Performance Tips

The C backend is already highly optimised, but a few practical choices can deliver substantial speedups in real workloads.

Choose the Right Mode

  • Online (``BOCPD.update``) – minimal latency, one observation at a time. Python call overhead dominates when data arrive slowly.

  • Batch (``BOCPD.batch_update``) – processes contiguous NumPy arrays using a single FFI call. Expect 30–50% higher throughput because the C loop runs uninterrupted.

Feed Contiguous NumPy Arrays

When calling batch_update (or passing grid parameters to Student-t), use np.ascontiguousarray to avoid implicit copies. The bindings already do this for internal buffers, but pre-allocating contiguous arrays lets you reuse memory and avoid repeated validation.

Set max_run_length Appropriately

  • Large values increase memory and per-update work (more run lengths to propagate).

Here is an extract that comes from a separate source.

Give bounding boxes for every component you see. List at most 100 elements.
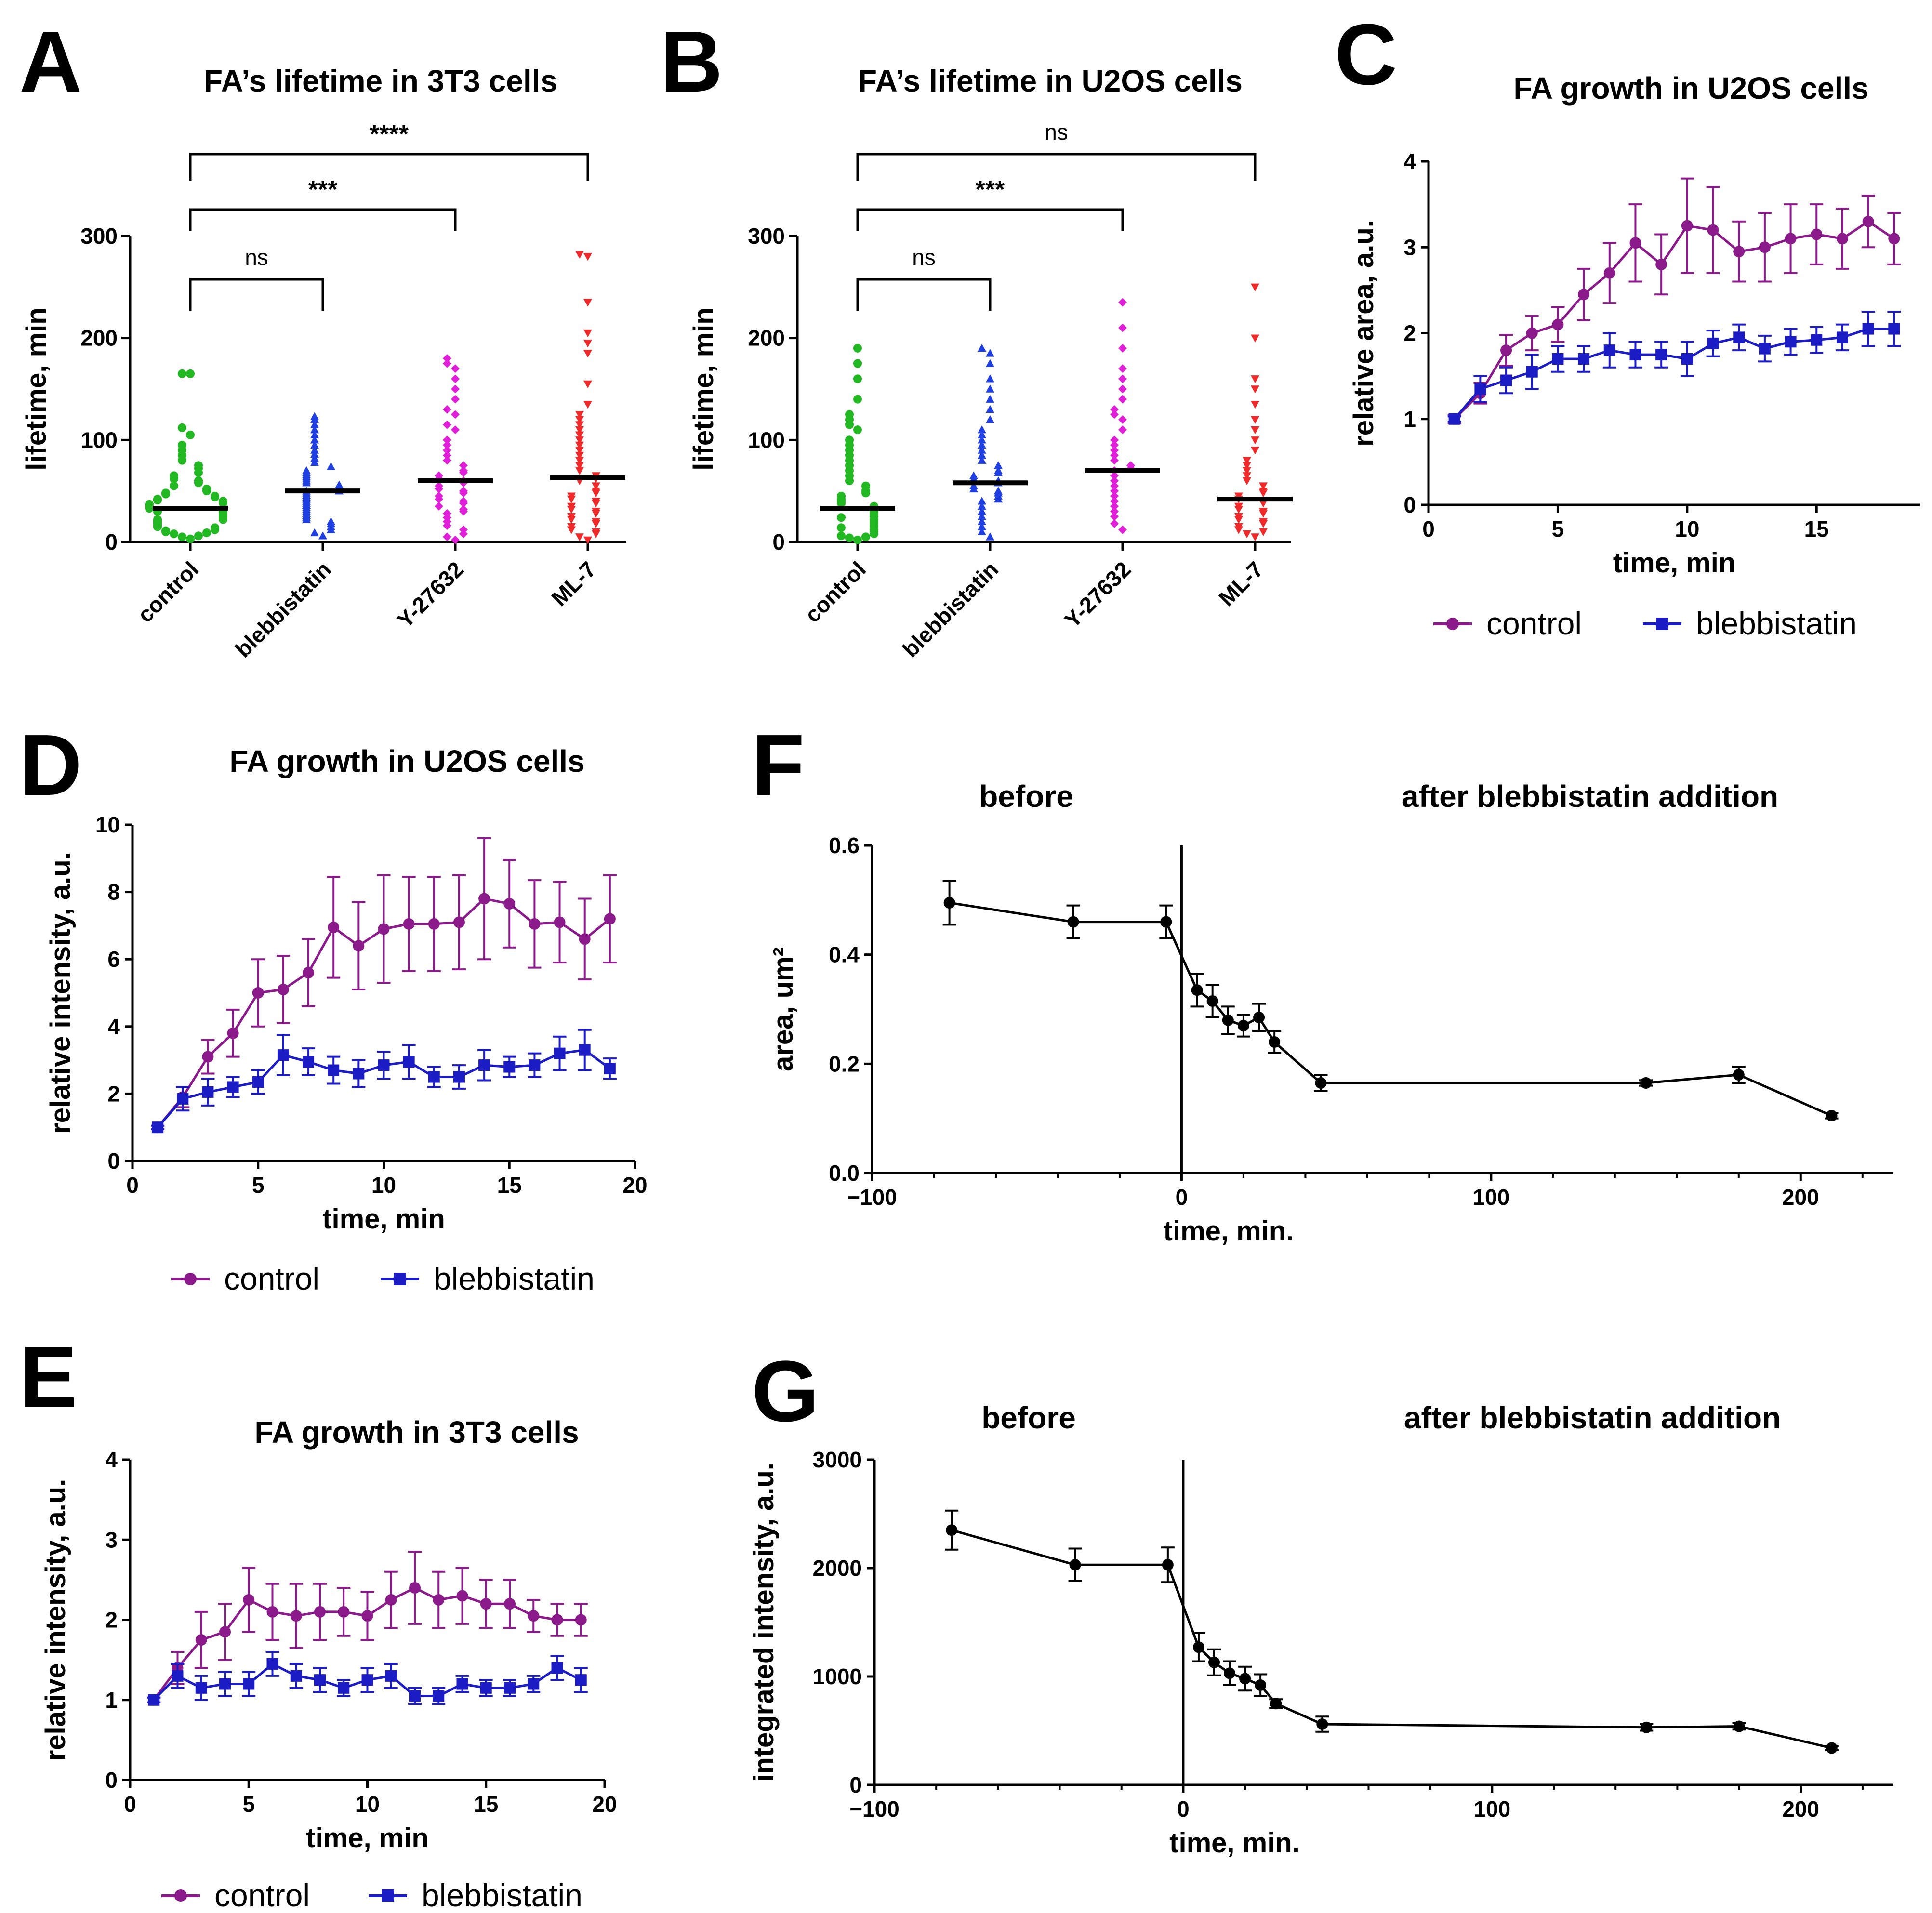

Only track run lengths you care about.

  • Rule of thumb: max_run_length ≈ 3× expected regime duration.

  • If you need longer history but can tolerate approximation, consider downsampling the input series.

Avoid Expensive Models When Not Needed

  • Student-t grid is ~6× slower than fixed-ν. Reserve it for critical robustness requirements.

  • Binomial-Beta overhead grows with n_trials because of binomial coefficients. If n_trials is large and stable, rescale to a smaller effective sample per time step or approximate with Gaussian.

Leverage Offline Warm-Up

Before entering a strict real-time loop, call batch_update with a historical window. This initialises sufficient statistics so the online phase runs at steady-state speed (avoiding the transient when all run-length probabilities start at zero).

Disabling Strict Validation (Advanced)

Discrete models validate inputs (integers, binary) on the Python side to prevent invalid data from reaching C. When you trust upstream data and benchmarking shows validation overhead matters (~5–10% for small batches), set strict=False on PoissonGamma/BernoulliBeta/BinomialBeta. Be careful: invalid values will then propagate undefined behaviour.

Profiling Tips

  • Use benchmark_fast_bocpd.py under benchmarks/scripts to test new configurations consistently.

  • Enable BOCPD_DEBUG_CHECKS (compile-time flag) only while debugging. It zeroes buffers for safety but reduces throughput.

  • If you need to profile the Python layer, wrap updates inside numpy.errstate / time.perf_counter loops and measure several thousand iterations to minimise timer noise.

Following these guidelines keeps the BOCPD loop fast and predictable, allowing the C implementation to remain the bottleneck rather than Python bookkeeping.